Сама же Анна Дмитриевна как дорогую реликвию хранила Почётную грамоту, сделанную книжечкой, № 8878 Государственного Комитета Обороны, выданную ей как «отличнику трудового фронта» в декаб­ре 1941-го. Мотивировка такая: «За образцовую, самоотверженную, стахановскую работу и проявленную инициативу на строительстве оборонных рубежей Москвы». Это была самая первая награда Анечки Ворониной, простой деревенской девчонки. Тогда война для неё только начиналась...

Подруги

На пожелтевшей фотографии — четырнадцать бойцов... четырнадцать девчонок. Только что они взби­вали кудри, оправляли гимнастерки и вот — замерли по команде фотографа: «Улыбочку! Готово!» Последние дни в Будапеште перед отправкой на Родину. Май сорок пятого.

На обратной стороне снимка надпись: «В памяти могут поблекнуть картины, до боли волнующие душу теперь. Отдалённее станет шум бури. Но память о боевых друзьях, днях суровых, всю жизнь сиянием солнца будет освещать душу. Это незабываемо, как детство, как юность, как первые слова любви».

Я думаю, в тот момент написать такое могла только женщина, натура романтичная и утончённая.

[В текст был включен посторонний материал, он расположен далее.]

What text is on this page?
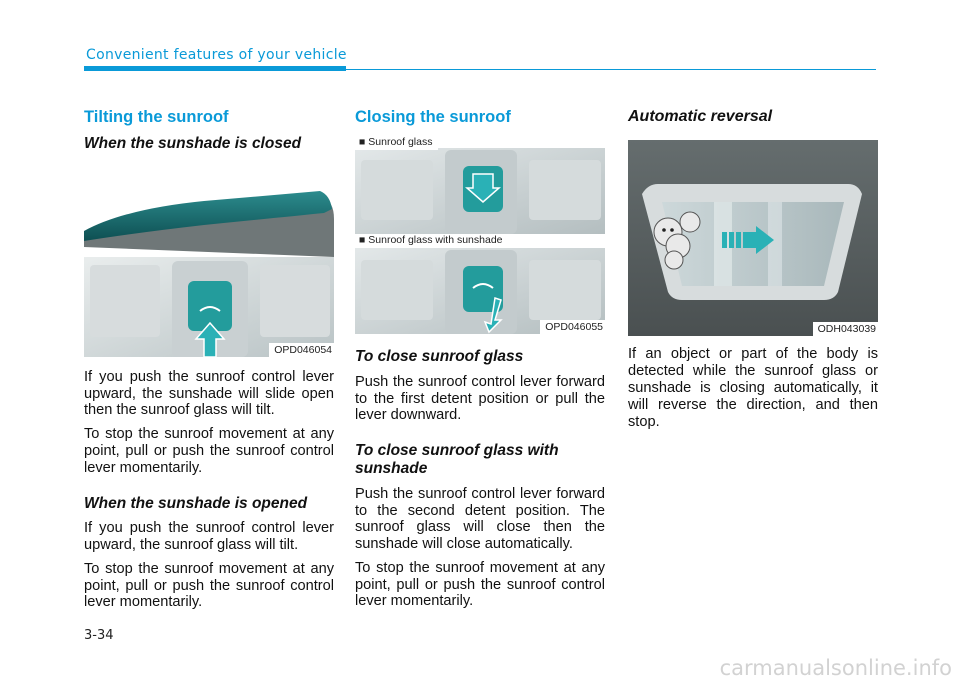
Convenient features of your vehicle
Tilting the sunroof
When the sunshade is closed
OPD046054

If you push the sunroof control lever upward, the sunshade will slide open then the sunroof glass will tilt.

To stop the sunroof movement at any point, pull or push the sunroof control lever momentarily.

When the sunshade is opened

If you push the sunroof control lever upward, the sunroof glass will tilt.

To stop the sunroof movement at any point, pull or push the sunroof control lever momentarily.

Closing the sunroof
■ Sunroof glass
■ Sunroof glass with sunshade
OPD046055
To close sunroof glass

Push the sunroof control lever forward to the first detent position or pull the lever downward.

To close sunroof glass with sunshade

Push the sunroof control lever forward to the second detent position. The sunroof glass will close then the sunshade will close automatically.

To stop the sunroof movement at any point, pull or push the sunroof control lever momentarily.

Automatic reversal
ODH043039

If an object or part of the body is detected while the sunroof glass or sunshade is closing automatically, it will reverse the direction, and then stop.

3-34

carmanualsonline.info
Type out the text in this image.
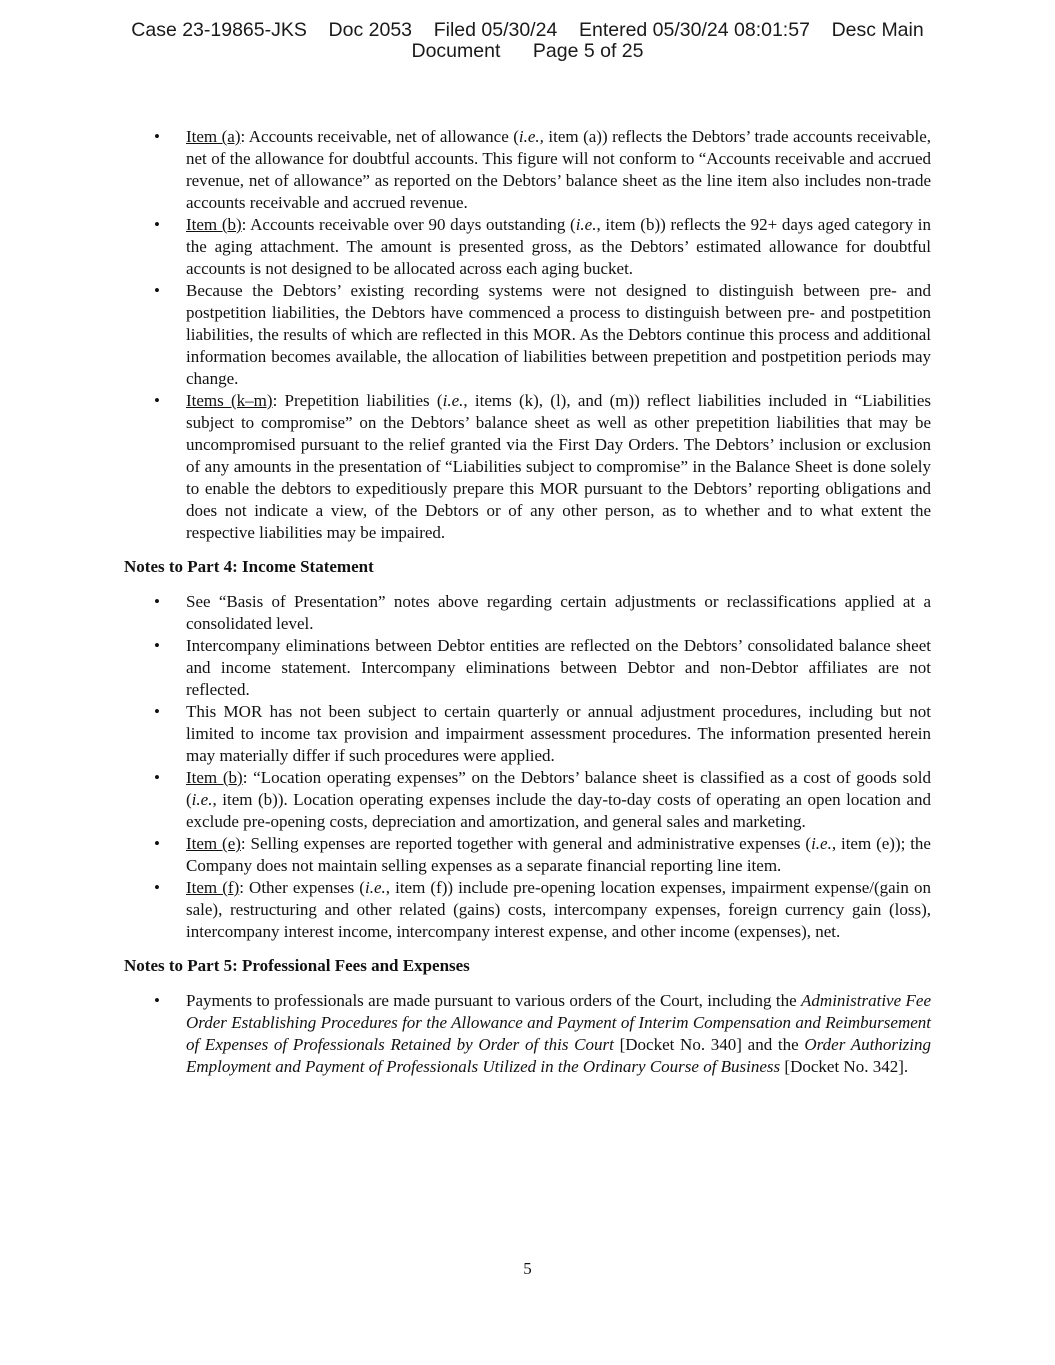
Case 23-19865-JKS Doc 2053 Filed 05/30/24 Entered 05/30/24 08:01:57 Desc Main
Document Page 5 of 25
• Item (a): Accounts receivable, net of allowance (i.e., item (a)) reflects the Debtors’ trade accounts receivable, net of the allowance for doubtful accounts. This figure will not conform to “Accounts receivable and accrued revenue, net of allowance” as reported on the Debtors’ balance sheet as the line item also includes non-trade accounts receivable and accrued revenue.
• Item (b): Accounts receivable over 90 days outstanding (i.e., item (b)) reflects the 92+ days aged category in the aging attachment. The amount is presented gross, as the Debtors’ estimated allowance for doubtful accounts is not designed to be allocated across each aging bucket.
• Because the Debtors’ existing recording systems were not designed to distinguish between pre- and postpetition liabilities, the Debtors have commenced a process to distinguish between pre- and postpetition liabilities, the results of which are reflected in this MOR. As the Debtors continue this process and additional information becomes available, the allocation of liabilities between prepetition and postpetition periods may change.
• Items (k–m): Prepetition liabilities (i.e., items (k), (l), and (m)) reflect liabilities included in “Liabilities subject to compromise” on the Debtors’ balance sheet as well as other prepetition liabilities that may be uncompromised pursuant to the relief granted via the First Day Orders. The Debtors’ inclusion or exclusion of any amounts in the presentation of “Liabilities subject to compromise” in the Balance Sheet is done solely to enable the debtors to expeditiously prepare this MOR pursuant to the Debtors’ reporting obligations and does not indicate a view, of the Debtors or of any other person, as to whether and to what extent the respective liabilities may be impaired.
Notes to Part 4: Income Statement
• See “Basis of Presentation” notes above regarding certain adjustments or reclassifications applied at a consolidated level.
• Intercompany eliminations between Debtor entities are reflected on the Debtors’ consolidated balance sheet and income statement. Intercompany eliminations between Debtor and non-Debtor affiliates are not reflected.
• This MOR has not been subject to certain quarterly or annual adjustment procedures, including but not limited to income tax provision and impairment assessment procedures. The information presented herein may materially differ if such procedures were applied.
• Item (b): “Location operating expenses” on the Debtors’ balance sheet is classified as a cost of goods sold (i.e., item (b)). Location operating expenses include the day-to-day costs of operating an open location and exclude pre-opening costs, depreciation and amortization, and general sales and marketing.
• Item (e): Selling expenses are reported together with general and administrative expenses (i.e., item (e)); the Company does not maintain selling expenses as a separate financial reporting line item.
• Item (f): Other expenses (i.e., item (f)) include pre-opening location expenses, impairment expense/(gain on sale), restructuring and other related (gains) costs, intercompany expenses, foreign currency gain (loss), intercompany interest income, intercompany interest expense, and other income (expenses), net.
Notes to Part 5: Professional Fees and Expenses
• Payments to professionals are made pursuant to various orders of the Court, including the Administrative Fee Order Establishing Procedures for the Allowance and Payment of Interim Compensation and Reimbursement of Expenses of Professionals Retained by Order of this Court [Docket No. 340] and the Order Authorizing Employment and Payment of Professionals Utilized in the Ordinary Course of Business [Docket No. 342].
5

Поверх снимка ещё одна строчка:

«Аничка, помни и пиши вот этой толстушке Смирновой Аське».

Анна Дмитриевна всматривалась в фотку, как в потускневшее от времени зеркало, перечисляла подружек:

— Это Тоня Богданова, это — Шура Бугина, здесь стоит Ира Максимович, тут — Валя Ильиных... Кто-то болеет, а кого-то уже и нет. А Ася Смирнова написала недавно: «Всё, это последнее письмо к тебе, подруга, умираю...»

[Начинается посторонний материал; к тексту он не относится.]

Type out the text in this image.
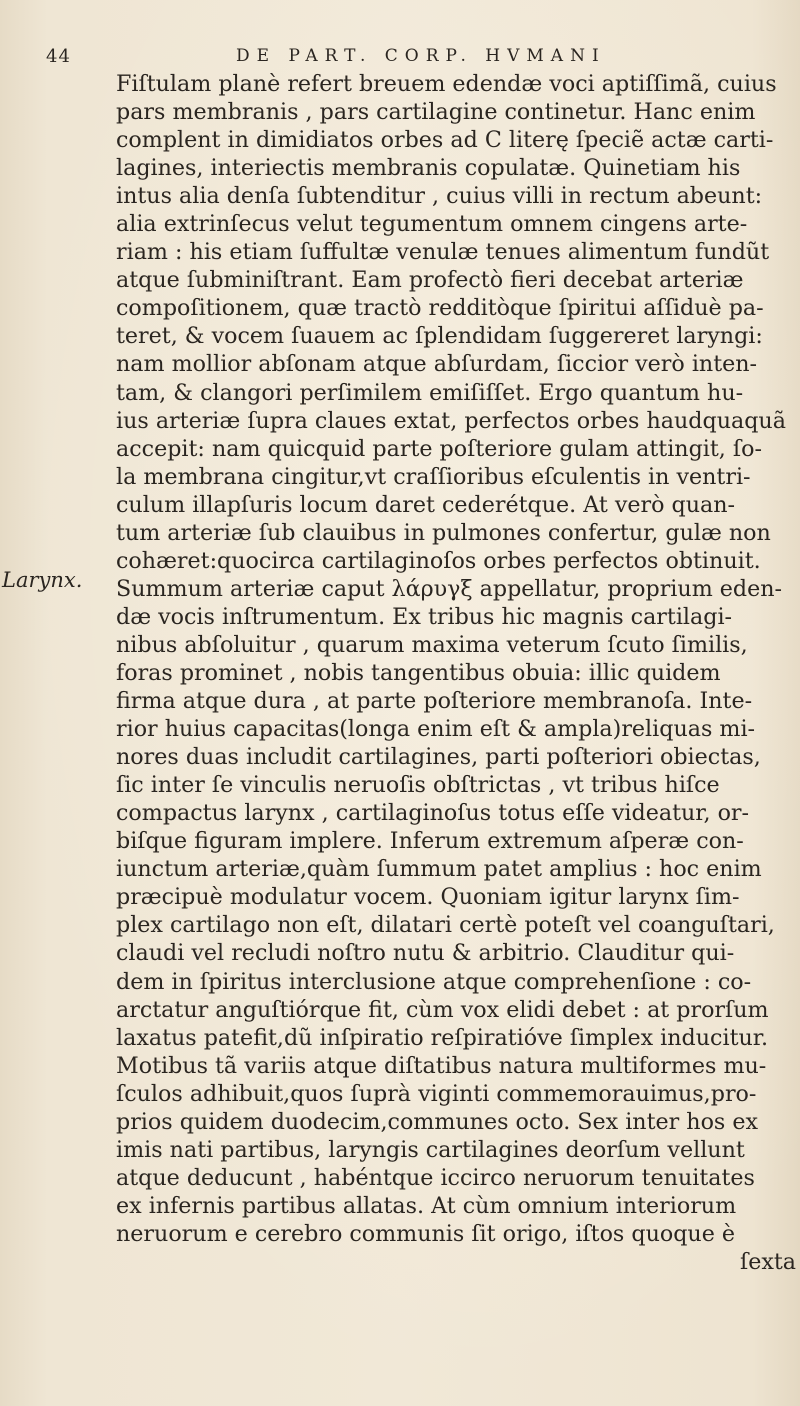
44	DE PART. CORP. HVMANI
Larynx.
Fiſtulam planè refert breuem edendæ voci aptiſſimã, cuius
pars membranis , pars cartilagine continetur. Hanc enim
complent in dimidiatos orbes ad C literę ſpeciẽ actæ carti-
lagines, interiectis membranis copulatæ. Quinetiam his
intus alia denſa ſubtenditur , cuius villi in rectum abeunt:
alia extrinſecus velut tegumentum omnem cingens arte-
riam : his etiam ſuffultæ venulæ tenues alimentum fundũt
atque ſubminiſtrant. Eam profectò fieri decebat arteriæ
compoſitionem, quæ tractò redditòque ſpiritui aſſiduè pa-
teret, & vocem ſuauem ac ſplendidam ſuggereret laryngi:
nam mollior abſonam atque abſurdam, ſiccior verò inten-
tam, & clangori perſimilem emiſiſſet. Ergo quantum hu-
ius arteriæ ſupra claues extat, perfectos orbes haudquaquã
accepit: nam quicquid parte poſteriore gulam attingit, ſo-
la membrana cingitur,vt craſſioribus eſculentis in ventri-
culum illapſuris locum daret cederétque. At verò quan-
tum arteriæ ſub clauibus in pulmones confertur, gulæ non
cohæret:quocirca cartilaginoſos orbes perfectos obtinuit.
Summum arteriæ caput λάρυγξ appellatur, proprium eden-
dæ vocis inſtrumentum. Ex tribus hic magnis cartilagi-
nibus abſoluitur , quarum maxima veterum ſcuto ſimilis,
foras prominet , nobis tangentibus obuia: illic quidem
firma atque dura , at parte poſteriore membranoſa. Inte-
rior huius capacitas(longa enim eſt & ampla)reliquas mi-
nores duas includit cartilagines, parti poſteriori obiectas,
ſic inter ſe vinculis neruoſis obſtrictas , vt tribus hiſce
compactus larynx , cartilaginoſus totus eſſe videatur, or-
biſque figuram implere. Inferum extremum aſperæ con-
iunctum arteriæ,quàm ſummum patet amplius : hoc enim
præcipuè modulatur vocem. Quoniam igitur larynx ſim-
plex cartilago non eſt, dilatari certè poteſt vel coanguſtari,
claudi vel recludi noſtro nutu & arbitrio. Clauditur qui-
dem in ſpiritus interclusione atque comprehenſione : co-
arctatur anguſtiórque fit, cùm vox elidi debet : at prorſum
laxatus patefit,dũ inſpiratio reſpiratióve ſimplex inducitur.
Motibus tã variis atque diſtatibus natura multiformes mu-
ſculos adhibuit,quos ſuprà viginti commemorauimus,pro-
prios quidem duodecim,communes octo. Sex inter hos ex
imis nati partibus, laryngis cartilagines deorſum vellunt
atque deducunt , habéntque iccirco neruorum tenuitates
ex infernis partibus allatas. At cùm omnium interiorum
neruorum e cerebro communis ſit origo, iſtos quoque è
ſexta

Её прошлая жизнь чем-то похожа на качели. Только ощущения всё время разные. Раз! — и девчонка в крепдешине, заливаясь беззаботным смехом, летит к облакам. Раз! — и уже от неё самой качели уносят родных и любимых, на ходу роняя кровавые бинты и похоронки. Вот так однажды навсегда от неё улетела самая первая подружка Катька, с которой они как ушли из родной деревеньки, так назад и не вернулись... Раз! — и снова несётся навстречу судьба, очень похожая на счастье.

Нечаянная встреча

22 июня 1941 года было воскресенье, и они с Катькой — учащиеся Московского Бауманского училища — пошли туда, куда ходят все приезжие, — на ВДНХ. Надолго задержались в павильоне «Дальний Восток» — заинтересовали муляжи пограничников с собаками в натуральную величину. Они стояли, как живые, возле полосатых столбов, и по их строгому виду было ясно, что враг и шагу не ступит на нашу землю. Анечка была в переписке с одним из таких пограничников по имени Василий, хотя сама свои письма подписывала почему-то «Оля».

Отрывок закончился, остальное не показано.